It was the Southern Baptists who led me to awareness that Christianity is innately degrading, that the Pious will always, necessarily, as an innate theological bias, favor what degrades others — so I always get a thrill of pleasure when somebody looks around and says, “Whoa! These people are some kind of screwed-up!”

Enter Beth Moore. Until she got on the Darker Side of the SBC for her criticisms of Donald Trump, I didn’t know much about her; insofar as I ever thought about her at all, I supposed she was just another empty televangelist mulcting the gullible.

My bad. There’s some real substance to her.

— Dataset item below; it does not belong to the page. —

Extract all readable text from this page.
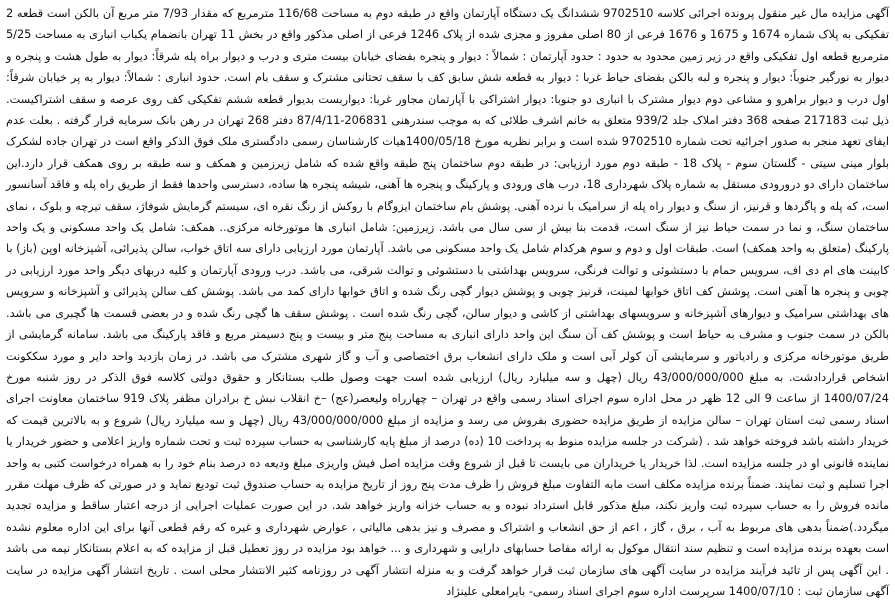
آگهی مزایده مال غیر منقول پرونده اجرائی کلاسه 9702510 ششدانگ یک دستگاه آپارتمان واقع در طبقه دوم به مساحت 116/68 مترمربع که مقدار 7/93 متر مربع آن بالکن است قطعه 2 تفکیکی به پلاک شماره 1674 و 1675 و 1676 فرعی از 80 اصلی مفروز و مجزی شده از پلاک 1246 فرعی از اصلی مذکور واقع در بخش 11 تهران بانضمام یکباب انباری به مساحت 5/25 مترمربع قطعه اول تفکیکی واقع در زیر زمین محدود به حدود : حدود آپارتمان : شمالاً : دیوار و پنجره بفضای خیابان بیست متری و درب و دیوار براه پله شرقاً: دیوار به طول هشت و پنجره و دیوار به نورگیر جنوباً: دیوار و پنجره و لبه بالکن بفضای حیاط غربا : دیوار به قطعه شش سابق کف با سقف تحتانی مشترک و سقف بام است. حدود انباری : شمالاً: دیوار به پر خیابان شرقاً: اول درب و دیوار براهرو و مشاعی دوم دیوار مشترک با انباری دو جنوبا: دیوار اشتراکی با آپارتمان مجاور غربا: دیواربست بدیوار قطعه ششم تفکیکی کف روی عرصه و سقف اشتراکیست. ذیل ثبت 217183 صفحه 368 دفتر املاک جلد 939/2 متعلق به خانم اشرف طلائی که به موجب سندرهنی 206831-87/4/11 دفتر 268 تهران در رهن بانک سرمایه قرار گرفته . بعلت عدم ایفای تعهد منجر به صدور اجرائیه تحت شماره 9702510 شده است و برابر نظریه مورخ 1400/05/18هیات کارشناسان رسمی دادگستری ملک فوق الذکر واقع است در تهران جاده لشکرک بلوار مینی سیتی - گلستان سوم - پلاک 18 - طبقه دوم مورد ارزیابی: در طبقه دوم ساختمان پنج طبقه واقع شده که شامل زیرزمین و همکف و سه طبقه بر روی همکف قرار دارد.این ساختمان دارای دو درورودی مستقل به شماره پلاک شهرداری 18، درب های ورودی و پارکینگ و پنجره ها آهنی، شیشه پنجره ها ساده، دسترسی واحدها فقط از طریق راه پله و فاقد آسانسور است، که پله و پاگردها و قرنیز، از سنگ و دیوار راه پله از سرامیک با نرده آهنی. پوشش بام ساختمان ایزوگام با روکش از رنگ نقره ای، سیستم گرمایش شوفاژ، سقف تیرچه و بلوک ، نمای ساختمان سنگ، و نما در سمت حیاط نیز از سنگ است، قدمت بنا بیش از سی سال می باشد. زیرزمین: شامل انباری ها موتورخانه مرکزی.. همکف: شامل یک واحد مسکونی و یک واحد پارکینگ (متعلق به واحد همکف) است. طبقات اول و دوم و سوم هرکدام شامل یک واحد مسکونی می باشد. آپارتمان مورد ارزیابی دارای سه اتاق خواب، سالن پذیرائی، آشپزخانه اوپن (باز) با کابینت های ام دی اف، سرویس حمام با دستشوئی و توالت فرنگی، سرویس بهداشتی با دستشوئی و توالت شرقی، می باشد. درب ورودی آپارتمان و کلیه دربهای دیگر واحد مورد ارزیابی در چوبی و پنجره ها آهنی است. پوشش کف اتاق خوابها لمینت، قرنیز چوبی و پوشش دیوار گچی رنگ شده و اتاق خوابها دارای کمد می باشد. پوشش کف سالن پذیرائی و آشپزخانه و سرویس های بهداشتی سرامیک و دیوارهای آشپزخانه و سرویسهای بهداشتی از کاشی و دیوار سالن، گچی رنگ شده است . پوشش سقف ها گچی رنگ شده و در بعضی قسمت ها گچبری می باشد. بالکن در سمت جنوب و مشرف به حیاط است و پوشش کف آن سنگ این واحد دارای انباری به مساحت پنج متر و بیست و پنج دسیمتر مربع و فاقد پارکینگ می باشد. سامانه گرمایشی از طریق موتورخانه مرکزی و رادیاتور و سرمایشی آن کولر آبی است و ملک دارای انشعاب برق اختصاصی و آب و گاز شهری مشترک می باشد. در زمان بازدید واحد دایر و مورد سککونت اشخاص قراردادشت. به مبلغ 43/000/000/000 ریال (چهل و سه میلیارد ریال) ارزیابی شده است جهت وصول طلب بستانکار و حقوق دولتی کلاسه فوق الذکر در روز شنبه مورخ 1400/07/24 از ساعت 9 الی 12 ظهر در محل اداره سوم اجرای اسناد رسمی واقع در تهران – چهارراه ولیعصر(عج) –خ انقلاب نبش خ برادران مظفر پلاک 919 ساختمان معاونت اجرای اسناد رسمی ثبت استان تهران – سالن مزایده از طریق مزایده حضوری بفروش می رسد و مزایده از مبلغ 43/000/000/000 ریال (چهل و سه میلیارد ریال) شروع و به بالاترین قیمت که خریدار داشته باشد فروخته خواهد شد . (شرکت در جلسه مزایده منوط به پرداخت 10 (ده) درصد از مبلغ پایه کارشناسی به حساب سپرده ثبت و تحت شماره واریز اعلامی و حضور خریدار یا نماینده قانونی او در جلسه مزایده است. لذا خریدار یا خریداران می بایست تا قبل از شروع وقت مزایده اصل فیش واریزی مبلغ ودیعه ده درصد بنام خود را به همراه درخواست کتبی به واحد اجرا تسلیم و ثبت نمایند. ضمناً برنده مزایده مکلف است مابه التفاوت مبلغ فروش را ظرف مدت پنج روز از تاریخ مزایده به حساب صندوق ثبت تودیع نماید و در صورتی که ظرف مهلت مقرر مانده فروش را به حساب سپرده ثبت واریز نکند، مبلغ مذکور قابل استرداد نبوده و به حساب خزانه واریز خواهد شد. در این صورت عملیات اجرایی از درجه اعتبار ساقط و مزایده تجدید میگردد.)ضمناً بدهی های مربوط به آب ، برق ، گاز ، اعم از حق انشعاب و اشتراک و مصرف و نیز بدهی مالیاتی ، عوارض شهرداری و غیره که رقم قطعی آنها برای این اداره معلوم نشده است بعهده برنده مزایده است و تنظیم سند انتقال موکول به ارائه مفاصا حسابهای دارایی و شهرداری و ... خواهد بود مزایده در روز تعطیل قبل از مزایده که به اعلام بستانکار نیمه می باشد . این آگهی پس از تائید فرآیند مزایده در سایت آگهی های سازمان ثبت قرار خواهد گرفت و به منزله انتشار آگهی در روزنامه کثیر الانتشار محلی است . تاریخ انتشار آگهی مزایده در سایت آگهی سازمان ثبت : 1400/07/10 سرپرست اداره سوم اجرای اسناد رسمی- بایرامعلی علینژاد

Prominent evangelical author and teacher Beth Moore has said she is no longer a Southern Baptist, a split that comes after her criticism of sexism in the church and condemnation of “Trumpism.”

“I am still a Baptist, but I can no longer identify with Southern Baptists,” Moore, founder of Living Proof Ministries, told Religion News Service in an interview published Tuesday.

“I love so many Southern Baptist people, so many Southern Baptist churches, but I don’t identify with some of the things in our heritage that haven’t remained in the past,” she said.

Good for her. The Southern Baptists have been shrinking for years and, nowadays, the clear-headed have left and there’s hardly anybody left but the loonies; I doubt her exit will have a measurable effect upon membership. But it will further isolate the SBC as the Kingdom of Retrograde Nutjobs, and that’s not a bad thing.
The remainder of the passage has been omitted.